Mercer Insurance Group, Inc. will be added to our nest egg early on Monday, 6/1/09.

With this selection, our nest egg will have an equal number each (2) of the two types of Ben Graham classic value assets now being followed: Five-Star Stocks and Low Price to Book Stocks. Accordingly, from now on I anticipate alternating the purchase of stocks for these two categories, at least so long as I have enough candidates for both and have not yet determined that either significantly outperforms the other.


Disclaimer and Disclosure Statement
Much as I'd love it to be otherwise, I receive no payment of any kind for disseminating investment information unless, by some fluke, millions of folks, on the strength of these entries, start buying shares of stock I own, a possibility only slightly less likely than our being destroyed by a large meteorite. Do not follow any suggestions made in Investor's Journal as if I were a professional.

Neither I nor Investor's Journal will be responsible for losses by anyone who obtained ideas from this site.

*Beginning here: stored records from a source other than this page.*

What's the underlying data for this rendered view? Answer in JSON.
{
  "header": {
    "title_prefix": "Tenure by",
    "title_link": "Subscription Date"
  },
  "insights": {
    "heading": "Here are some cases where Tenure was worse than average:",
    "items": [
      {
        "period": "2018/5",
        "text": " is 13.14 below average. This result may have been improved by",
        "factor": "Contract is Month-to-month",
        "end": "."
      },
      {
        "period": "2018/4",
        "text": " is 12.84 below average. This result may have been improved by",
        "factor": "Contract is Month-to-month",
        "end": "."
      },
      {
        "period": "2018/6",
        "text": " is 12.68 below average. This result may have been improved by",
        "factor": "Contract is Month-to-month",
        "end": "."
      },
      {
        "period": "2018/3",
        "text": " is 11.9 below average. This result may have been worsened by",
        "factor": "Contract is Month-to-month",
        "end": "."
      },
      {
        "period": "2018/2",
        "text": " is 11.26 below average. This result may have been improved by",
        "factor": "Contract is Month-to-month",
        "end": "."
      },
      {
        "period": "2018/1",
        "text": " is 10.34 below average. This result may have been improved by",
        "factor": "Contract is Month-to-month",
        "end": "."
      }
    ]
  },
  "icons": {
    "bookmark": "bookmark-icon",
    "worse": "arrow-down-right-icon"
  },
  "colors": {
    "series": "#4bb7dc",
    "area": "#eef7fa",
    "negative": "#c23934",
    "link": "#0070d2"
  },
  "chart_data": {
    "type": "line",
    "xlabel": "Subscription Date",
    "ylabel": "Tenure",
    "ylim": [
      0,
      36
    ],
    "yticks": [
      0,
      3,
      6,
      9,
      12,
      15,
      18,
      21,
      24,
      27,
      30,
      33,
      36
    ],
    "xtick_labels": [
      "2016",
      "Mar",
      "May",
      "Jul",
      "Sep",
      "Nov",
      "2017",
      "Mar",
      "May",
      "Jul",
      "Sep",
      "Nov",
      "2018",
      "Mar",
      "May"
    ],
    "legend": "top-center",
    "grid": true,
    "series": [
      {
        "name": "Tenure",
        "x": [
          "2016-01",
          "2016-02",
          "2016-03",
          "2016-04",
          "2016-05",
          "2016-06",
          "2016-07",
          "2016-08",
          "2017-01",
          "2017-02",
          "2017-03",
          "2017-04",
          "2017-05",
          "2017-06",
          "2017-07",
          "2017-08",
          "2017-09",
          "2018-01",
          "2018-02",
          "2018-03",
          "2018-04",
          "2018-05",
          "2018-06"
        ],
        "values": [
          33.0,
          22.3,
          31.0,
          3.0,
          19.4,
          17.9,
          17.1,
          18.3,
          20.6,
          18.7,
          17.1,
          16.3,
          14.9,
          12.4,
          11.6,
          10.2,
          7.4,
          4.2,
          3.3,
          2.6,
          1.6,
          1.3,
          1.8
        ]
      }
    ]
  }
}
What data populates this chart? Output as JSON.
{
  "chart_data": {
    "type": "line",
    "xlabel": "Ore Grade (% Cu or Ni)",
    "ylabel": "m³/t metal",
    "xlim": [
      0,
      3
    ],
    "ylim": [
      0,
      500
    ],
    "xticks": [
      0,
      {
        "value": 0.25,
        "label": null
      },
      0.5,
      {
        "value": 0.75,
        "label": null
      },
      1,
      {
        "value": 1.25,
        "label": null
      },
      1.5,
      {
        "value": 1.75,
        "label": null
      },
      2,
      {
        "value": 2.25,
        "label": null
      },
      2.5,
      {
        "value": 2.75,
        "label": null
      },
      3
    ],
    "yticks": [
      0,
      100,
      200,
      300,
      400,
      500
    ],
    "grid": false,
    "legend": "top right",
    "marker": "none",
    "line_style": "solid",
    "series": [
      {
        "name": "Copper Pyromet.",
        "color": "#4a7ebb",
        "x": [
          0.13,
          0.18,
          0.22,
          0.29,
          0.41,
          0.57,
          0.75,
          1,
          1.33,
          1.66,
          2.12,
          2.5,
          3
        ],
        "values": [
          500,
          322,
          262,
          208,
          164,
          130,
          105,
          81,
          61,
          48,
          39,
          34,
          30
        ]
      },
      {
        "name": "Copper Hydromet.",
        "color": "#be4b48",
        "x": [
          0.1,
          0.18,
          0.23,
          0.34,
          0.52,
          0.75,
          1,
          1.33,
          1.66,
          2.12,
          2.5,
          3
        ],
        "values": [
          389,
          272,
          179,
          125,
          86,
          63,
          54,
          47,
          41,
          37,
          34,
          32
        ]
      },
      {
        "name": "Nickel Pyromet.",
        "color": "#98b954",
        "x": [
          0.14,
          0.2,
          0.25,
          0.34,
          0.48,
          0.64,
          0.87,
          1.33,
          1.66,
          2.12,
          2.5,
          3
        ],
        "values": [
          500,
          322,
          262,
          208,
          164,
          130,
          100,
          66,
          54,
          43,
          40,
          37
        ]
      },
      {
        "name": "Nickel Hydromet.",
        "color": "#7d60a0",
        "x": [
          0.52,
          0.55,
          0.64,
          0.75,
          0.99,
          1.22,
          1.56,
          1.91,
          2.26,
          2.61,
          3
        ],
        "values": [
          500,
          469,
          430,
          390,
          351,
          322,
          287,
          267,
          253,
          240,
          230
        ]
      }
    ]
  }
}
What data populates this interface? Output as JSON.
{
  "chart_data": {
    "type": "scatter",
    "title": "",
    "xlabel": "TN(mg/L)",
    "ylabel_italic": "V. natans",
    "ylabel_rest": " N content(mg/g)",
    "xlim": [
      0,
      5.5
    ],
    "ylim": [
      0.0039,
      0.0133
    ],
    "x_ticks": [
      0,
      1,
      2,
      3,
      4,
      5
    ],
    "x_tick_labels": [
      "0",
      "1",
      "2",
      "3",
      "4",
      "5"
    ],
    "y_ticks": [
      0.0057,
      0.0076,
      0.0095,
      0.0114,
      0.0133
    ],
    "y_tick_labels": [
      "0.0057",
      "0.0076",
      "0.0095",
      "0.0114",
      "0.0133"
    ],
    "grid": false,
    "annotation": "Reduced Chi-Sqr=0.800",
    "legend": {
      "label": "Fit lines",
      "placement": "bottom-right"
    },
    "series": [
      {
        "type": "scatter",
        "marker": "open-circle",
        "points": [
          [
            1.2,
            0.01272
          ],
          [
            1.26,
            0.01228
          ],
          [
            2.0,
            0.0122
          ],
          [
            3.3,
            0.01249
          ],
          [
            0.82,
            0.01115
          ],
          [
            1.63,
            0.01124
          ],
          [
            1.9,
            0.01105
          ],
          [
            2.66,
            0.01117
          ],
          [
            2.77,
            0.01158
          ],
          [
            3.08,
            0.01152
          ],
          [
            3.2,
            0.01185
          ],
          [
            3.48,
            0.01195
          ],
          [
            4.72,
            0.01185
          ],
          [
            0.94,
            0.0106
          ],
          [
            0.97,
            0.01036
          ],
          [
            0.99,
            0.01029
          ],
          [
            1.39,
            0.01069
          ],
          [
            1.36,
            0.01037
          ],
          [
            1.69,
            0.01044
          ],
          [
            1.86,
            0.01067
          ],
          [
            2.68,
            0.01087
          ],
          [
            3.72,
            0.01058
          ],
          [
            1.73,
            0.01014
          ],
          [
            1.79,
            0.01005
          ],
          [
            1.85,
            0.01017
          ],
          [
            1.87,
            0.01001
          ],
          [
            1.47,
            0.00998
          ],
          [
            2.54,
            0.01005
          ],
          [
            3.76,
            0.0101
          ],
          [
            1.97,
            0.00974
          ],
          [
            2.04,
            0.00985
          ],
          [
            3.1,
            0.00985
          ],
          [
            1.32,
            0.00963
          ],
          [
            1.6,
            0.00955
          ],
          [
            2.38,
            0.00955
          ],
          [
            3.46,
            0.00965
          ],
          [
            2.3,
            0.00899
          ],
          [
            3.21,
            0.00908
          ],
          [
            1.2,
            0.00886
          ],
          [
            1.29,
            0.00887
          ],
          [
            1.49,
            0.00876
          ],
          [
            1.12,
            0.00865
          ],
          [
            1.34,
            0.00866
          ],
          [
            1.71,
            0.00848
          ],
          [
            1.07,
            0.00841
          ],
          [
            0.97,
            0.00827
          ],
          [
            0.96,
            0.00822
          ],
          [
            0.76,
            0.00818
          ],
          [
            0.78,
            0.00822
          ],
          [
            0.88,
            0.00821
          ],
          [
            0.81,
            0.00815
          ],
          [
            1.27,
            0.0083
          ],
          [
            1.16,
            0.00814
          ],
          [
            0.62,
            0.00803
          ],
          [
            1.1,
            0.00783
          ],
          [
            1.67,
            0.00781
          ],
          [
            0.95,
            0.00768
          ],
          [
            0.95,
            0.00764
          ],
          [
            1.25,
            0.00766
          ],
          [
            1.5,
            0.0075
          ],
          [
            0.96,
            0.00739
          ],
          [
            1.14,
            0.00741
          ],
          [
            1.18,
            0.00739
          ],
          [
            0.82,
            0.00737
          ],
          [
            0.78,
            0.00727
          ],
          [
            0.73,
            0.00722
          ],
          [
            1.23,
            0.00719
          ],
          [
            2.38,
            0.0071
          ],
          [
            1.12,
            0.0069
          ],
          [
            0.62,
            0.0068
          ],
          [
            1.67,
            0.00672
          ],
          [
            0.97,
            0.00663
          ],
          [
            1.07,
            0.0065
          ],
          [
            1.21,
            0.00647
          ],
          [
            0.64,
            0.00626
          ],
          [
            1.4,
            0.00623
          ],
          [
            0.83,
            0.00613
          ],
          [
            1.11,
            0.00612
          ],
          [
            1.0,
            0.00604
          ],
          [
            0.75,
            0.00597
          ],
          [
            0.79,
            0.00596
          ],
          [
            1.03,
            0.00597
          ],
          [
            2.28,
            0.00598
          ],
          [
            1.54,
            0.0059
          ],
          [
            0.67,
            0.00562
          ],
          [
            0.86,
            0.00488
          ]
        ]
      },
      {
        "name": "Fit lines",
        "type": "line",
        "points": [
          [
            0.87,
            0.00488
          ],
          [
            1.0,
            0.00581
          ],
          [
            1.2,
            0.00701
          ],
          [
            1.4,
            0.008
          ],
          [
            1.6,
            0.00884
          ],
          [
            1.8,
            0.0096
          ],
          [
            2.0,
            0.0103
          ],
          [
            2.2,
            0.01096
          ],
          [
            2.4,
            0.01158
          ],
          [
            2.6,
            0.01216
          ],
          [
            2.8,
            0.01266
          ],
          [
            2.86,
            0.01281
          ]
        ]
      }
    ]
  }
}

This diary is intended for personal interest and general information only. You are advised to do your own research (as well as to consult highly compensated professionals) before spending money on anything.

I know of no reason anyone should take my financial musings seriously. At best I am a dedicated amateur providing a bit of investment-related insight and entertainment, at worst an amusing diversion.

My wife, Fran, and I may at times own shares of some of the assets mentioned here. But neither of us receive any benefit from reference to them, unless you count the mutual misery when we get it wrong, or the opportunity to gloat when we get it right.